Celle-ci repose de plus en plus sur la pénurie de logements et le désir d’accession à la propriété. Les banques n’ont pas attendu Jean-Claude Trichet pour relever leurs taux de crédit. Le taux de l’OAT 10 ans, référence pour le calcul du taux des crédits immobiliers, augmente encore en février, pour le cinquième mois consécutif, avec une moyenne mensuelle de 3,51 % contre 3,43 % en janvier. Nous en sommes au seizième mois consécutif de hausse des prix de l’immobilier.

Le contraire eût été étonnant. Les prix s’affichent toujours en hausse (+0,33% pour les appartements, et + 0,52% pour les maisons). Les délais moyens de transaction, eux, s’allongent : les propriétaires d’un bien immobilier doivent maintenant compter en moyenne cinq semaines pour vendre leur appartement et deux de plus pour vendre leur maison.

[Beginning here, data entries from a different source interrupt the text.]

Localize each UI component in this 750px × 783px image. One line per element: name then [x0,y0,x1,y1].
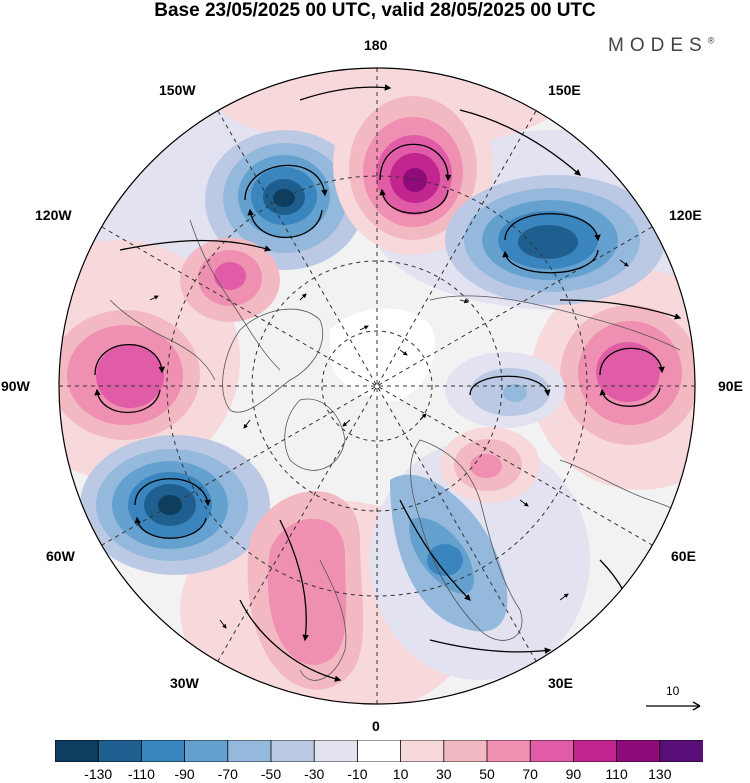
colorbar-tick-label: -70 [217,766,238,782]
colorbar-tick-label: 110 [605,766,628,782]
anomaly-high-180 [333,75,493,255]
lon-label-120e: 120E [669,207,702,223]
wind-vectors [149,259,629,629]
modes-logo: MODES® [608,35,714,57]
lon-label-30e: 30E [548,675,573,691]
anomaly-high-110W [180,238,280,322]
colorbar-tick-label: 10 [392,766,409,782]
colorbar-swatch [97,740,143,762]
anomaly-low-60W [80,435,270,575]
anomaly-high-90E [560,305,695,445]
colorbar-tick-labels: -130 -110 -90 -70 -50 -30 -10 10 30 50 70 90 110 130 [0,766,750,783]
lon-label-180: 180 [364,37,388,53]
colorbar-tick-label: -10 [347,766,368,782]
colorbar-swatch [227,740,272,762]
lon-label-150e: 150E [548,82,581,98]
lon-label-150w: 150W [159,82,196,98]
reference-vector-label: 10 [666,684,680,698]
colorbar-swatch [356,740,402,762]
colorbar-tick-label: 130 [648,766,672,782]
colorbar [55,740,703,762]
anomaly-high-20W [247,491,364,690]
colorbar-swatch [270,740,316,762]
brand-text: MODES [608,35,708,56]
colorbar-swatch [55,740,100,762]
colorbar-swatch [486,740,532,762]
colorbar-tick-label: -50 [260,766,282,782]
lon-label-30w: 30W [170,675,199,691]
colorbar-swatch [141,740,186,762]
wind-streamlines [94,84,682,682]
lon-label-90w: 90W [1,378,30,394]
registered-mark: ® [707,35,715,46]
anomaly-low-80E [445,352,565,428]
map-title: Base 23/05/2025 00 UTC, valid 28/05/2025… [154,0,596,21]
colorbar-swatch [659,740,703,762]
colorbar-swatch [443,740,488,762]
colorbar-tick-label: 30 [436,766,452,782]
colorbar-tick-label: 70 [522,766,538,782]
graticule [59,68,695,704]
colorbar-tick-label: -110 [127,766,155,782]
colorbar-swatch [184,740,229,762]
lon-label-120w: 120W [35,207,72,223]
colorbar-tick-label: -90 [174,766,195,782]
anomaly-low-130E [445,175,665,305]
colorbar-tick-label: 90 [565,766,582,782]
anomaly-low-150W [205,130,365,270]
map-field [59,68,695,704]
colorbar-swatch [573,740,618,762]
lon-label-90e: 90E [718,378,743,394]
colorbar-swatch [529,740,575,762]
anomaly-high-60E [440,427,540,503]
colorbar-swatch [400,740,445,762]
lon-label-60w: 60W [46,548,75,564]
pole-region [330,308,436,401]
lon-label-0: 0 [372,718,380,734]
map-boundary [58,67,696,705]
colorbar-swatch [313,740,359,762]
colorbar-swatch [616,740,661,762]
coastlines [109,219,695,681]
lon-label-60e: 60E [671,548,696,564]
anomaly-high-90W [59,310,200,440]
anomaly-low-25E [390,474,508,632]
colorbar-tick-label: 50 [479,766,495,782]
colorbar-tick-label: -30 [304,766,325,782]
colorbar-tick-label: -130 [84,766,113,782]
reference-vector-arrow [646,701,701,711]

Il a suffi de 3 mois de hausse pour effacer un an de baisse des taux ! Et ce n’est pas fini car plus des deux tiers des banques avaient déjà augmenté leur taux fixe de 0,15 point en moyenne ces dernières semaines. Chaque hausse d’un point du crédit fait perdre 8 % de pouvoir d’achat immobilier. Le retracement de Fibonacci calculé sur la courbe des taux permet d’entrevoir des taux revenant rapidement au niveau des 5%, contre 3,50% début 2011.

Fin de la hausse à Paris

Les prix du logement à Paris pourraient achever le cycle de hausse immobilier en 2011, après avoir augmenté de 17,5% en 2010, portés notamment par la rareté de l’offre. Les taux d’emprunts immobiliers proposés par les banques commerciales dépendent directement du taux directement fixé par la BCE (taux auquel les banques se refinancent).

Or, tous les experts s’accordent à dire que, si les prix immobiliers ont tant augmenté ces douze dernières années, c’est en grande partie grâce à des taux d’intérêt historiquement bas. Une remontée de ces taux pourrait donc marquer la fin de la hausse des prix des maisons et des appartements, voire amorcer une baisse généralisée des prix de l’immobilier.

Si les taux continuent de grimper, la solvabilité des acheteurs ne pourra être compensée que par une sévère correction des prix immobiliers. Dois-je vous rappeler le vieil adage : “vend ta maison, tu pourras racheter la rue !”.

Comme je suis un homme de marché qui dit ce qu’il fait et fait ce qu’il dit, j’ai donc revendu ma résidence principale le mois dernier à un prix supérieur de 42% à son prix d’acquisition fin 2008 et vais de ce pas chercher une location dans l’attente en 2012 d’un fléchissement de la pierre.